The American Bankers Association, National Association of Government Guaranteed Lenders and four other bank and credit union trade associations today expressed appreciation for Senate legislation rolling back recent policy changes made to the 7(a) loan program by the Small Business Administration, including the agency’s decision to lift the moratorium on the number of non-federally regulated lenders in the program.

SBA issued final rules in April that eliminated limits on nonregulated fintechs and other lenders in the program while also loosening underwriting standards. Senate Small Business Committee Chairman Ben Cardin (D-Md.) and Ranking Member Joni Ernst (R-Iowa) drafted legislation that would cap the number of non-federally regulated lenders at 17; impose higher underwriting standards, particularly for 7(a) loans of $350,000 and above; and impose other guardrails on the 7(a) program. In a joint letter, the associations expressed support for the committee’s efforts to advance legislation to respond to SBA’s final rules.

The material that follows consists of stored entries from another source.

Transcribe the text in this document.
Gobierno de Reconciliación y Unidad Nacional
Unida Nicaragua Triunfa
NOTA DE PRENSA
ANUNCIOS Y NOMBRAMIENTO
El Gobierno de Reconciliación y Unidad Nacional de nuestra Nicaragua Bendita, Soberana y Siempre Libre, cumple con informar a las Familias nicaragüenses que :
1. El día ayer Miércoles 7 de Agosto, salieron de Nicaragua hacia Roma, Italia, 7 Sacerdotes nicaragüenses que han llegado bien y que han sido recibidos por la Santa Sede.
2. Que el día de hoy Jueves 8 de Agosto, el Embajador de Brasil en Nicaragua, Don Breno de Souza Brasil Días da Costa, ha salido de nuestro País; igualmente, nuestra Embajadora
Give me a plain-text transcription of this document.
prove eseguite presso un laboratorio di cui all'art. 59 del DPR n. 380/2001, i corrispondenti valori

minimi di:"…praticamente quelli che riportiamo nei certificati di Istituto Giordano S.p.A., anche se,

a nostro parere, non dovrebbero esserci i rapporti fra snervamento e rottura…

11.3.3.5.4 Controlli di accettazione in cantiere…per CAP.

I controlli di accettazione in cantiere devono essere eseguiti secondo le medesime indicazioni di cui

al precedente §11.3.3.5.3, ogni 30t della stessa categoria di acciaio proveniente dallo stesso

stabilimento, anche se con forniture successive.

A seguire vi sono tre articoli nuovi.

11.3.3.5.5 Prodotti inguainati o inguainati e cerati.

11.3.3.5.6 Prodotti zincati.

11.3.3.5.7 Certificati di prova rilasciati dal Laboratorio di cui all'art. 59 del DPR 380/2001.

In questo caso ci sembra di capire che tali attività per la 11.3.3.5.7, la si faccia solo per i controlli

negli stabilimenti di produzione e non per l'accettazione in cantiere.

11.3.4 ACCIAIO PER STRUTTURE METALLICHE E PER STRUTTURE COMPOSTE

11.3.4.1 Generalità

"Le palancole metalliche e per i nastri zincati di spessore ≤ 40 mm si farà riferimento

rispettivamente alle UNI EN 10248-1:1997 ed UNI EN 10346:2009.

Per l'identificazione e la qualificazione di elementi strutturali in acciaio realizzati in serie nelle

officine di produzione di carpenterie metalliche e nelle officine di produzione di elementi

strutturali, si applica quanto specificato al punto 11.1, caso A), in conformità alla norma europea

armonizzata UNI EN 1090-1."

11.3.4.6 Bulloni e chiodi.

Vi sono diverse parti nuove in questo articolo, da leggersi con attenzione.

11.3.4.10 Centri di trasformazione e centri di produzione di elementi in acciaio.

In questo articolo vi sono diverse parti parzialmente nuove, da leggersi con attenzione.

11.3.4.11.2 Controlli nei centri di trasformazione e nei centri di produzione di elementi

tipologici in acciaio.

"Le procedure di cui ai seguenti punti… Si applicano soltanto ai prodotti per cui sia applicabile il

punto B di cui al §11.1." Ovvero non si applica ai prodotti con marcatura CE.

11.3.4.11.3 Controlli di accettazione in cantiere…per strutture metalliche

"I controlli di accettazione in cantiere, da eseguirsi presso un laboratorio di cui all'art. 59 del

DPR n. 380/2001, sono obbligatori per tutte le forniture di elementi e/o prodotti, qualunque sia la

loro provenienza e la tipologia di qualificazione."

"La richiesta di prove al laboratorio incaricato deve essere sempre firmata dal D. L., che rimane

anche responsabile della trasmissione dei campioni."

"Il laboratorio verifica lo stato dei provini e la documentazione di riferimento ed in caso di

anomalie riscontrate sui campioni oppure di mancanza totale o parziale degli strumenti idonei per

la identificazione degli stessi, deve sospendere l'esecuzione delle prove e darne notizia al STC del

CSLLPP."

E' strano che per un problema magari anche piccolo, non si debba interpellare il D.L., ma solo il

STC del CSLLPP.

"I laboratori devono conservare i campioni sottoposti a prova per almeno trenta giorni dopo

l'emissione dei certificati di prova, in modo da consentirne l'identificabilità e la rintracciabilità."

“We remain concerned that SBA’s decision to lift the moratorium on the number of non-Federally regulated lenders in the 7(a) program while simultaneously loosening underwriting standards may negatively impact the performance of 7(a) loans, threaten the integrity of the program, and lead to increased borrower and lender fees,” the groups said. Supporting small business is of the utmost importance to the national economy “and our organizations stand ready to assist in ensuring that access to capital is protected,” they added.